Another character you can’t do Bloomsday justice without is music, and the play was well served in this regard under Musical Director and Pianist and long-term Bloomster Greg Rochlin, with soprano Juliette Hughes and tenor Richard Hobson given opportunity to add grace notes. There was also a grand Gilbert and Sullivanesque courtroom scene around the Ulysses ban which was lively, witty and very funny, though it felt like another production.

And there indeed, as always with Joyce, is the danger: richness taken too far collapses into chaos. It was a lot to take on: all the writing and all the life. At times the characters and the scenes passed by with such rapidity the thread came close to unravelling. Sam Beckett, for instance, made an appearance so startlingly brief that if you don’t know the back story – he was Joyce’s secretary and the unwilling object of Lucia’s romantic attention, ending up, as so many did, on the outer with Joyce – you could easily be forgiven for thinking two pages of the script had been turned in one go. Conversely the last few pages needed a trim, with Joyce’s death and burial dragging when what it needed was a swift execution. Neither was there room on this occasion for Lucia’s bizarre trip home to Bray, an illuminating but essentially minor detail in the Joyce story. (However, Lillis’ luminous presence and the loveliness of the writing suggests there’s room to do more with Finnegan’s Wake on another Bloomsday…)
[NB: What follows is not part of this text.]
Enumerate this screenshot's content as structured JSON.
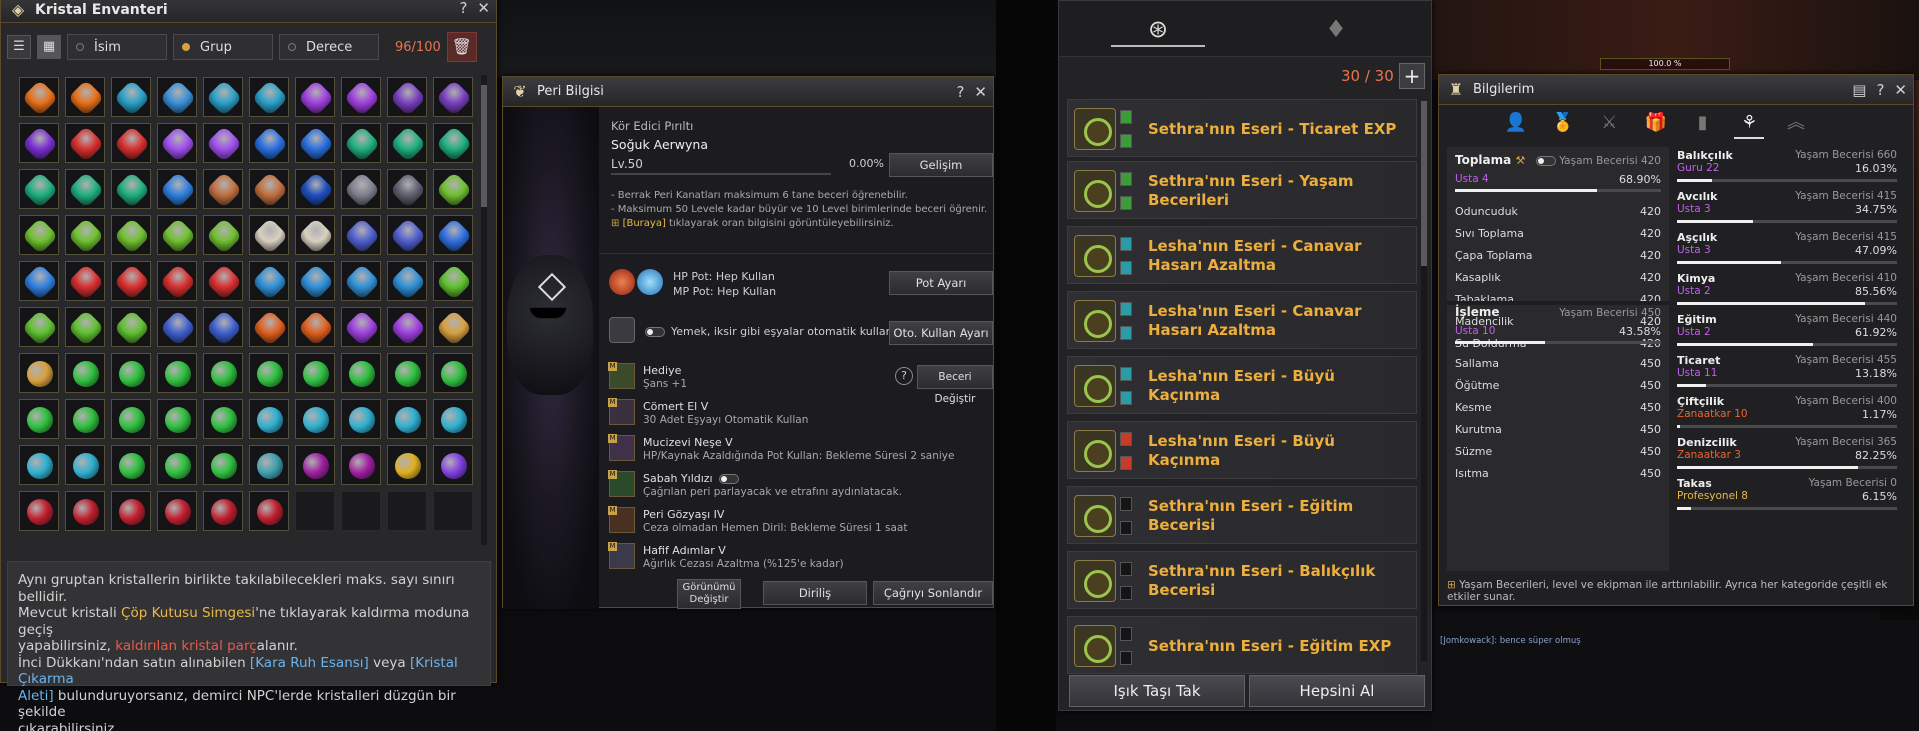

Was the Shakespearean conceit is more a prison than a prism? It certainly gave the production scaffolding: we usually knew when we were, if not always where (the Joyce family’s European shuttling can throw you off the scent as if you were an unpaid landlord).

The Shakespearean frame was not, in truth, a perfect fit for a Joycean portrait: he died before 60, for instance, so whether he could truly be said to have reached old age at all is moot. Certainly he was decrepit: his epitaph could easily have read, “I told you I was ill.” Certainly by the end he was pretty much “sans eyes” and arguably had always been “sans taste,” if by taste one means the eager-to-be-offended prissiness with which so many greeted Ulysses. (“If Ulysses isn’t fit to read,” Joyce observed, “life isn’t fit to live.” When approached by a young man eager to “kiss the hand that wrote Ulysses,” Joyce responded, “Certainly not. It did many other things too.” Life, as the ad says: be in it.) But by the time of his death he was certainly a long way from “mere oblivion,” with an obituary front cover on Time magazine.

But all this is simply to say that the play had ambition to burn and didn’t know how to stop – and you could say the same about Joyce himself.

It was a Molly of a different stripe altogether who said it, but never mind all that: do yourself a favour. Next Bloomsday, book a date with Bloomsday in Melbourne. The twenty-first should be one hell of a party!

STEVE CAREY
Steve Carey studied with Joyce’s biographer Richard Ellmann at Oxford and wrote his doctoral thesis on comedy in Ulysses. He came to Melbourne late last century.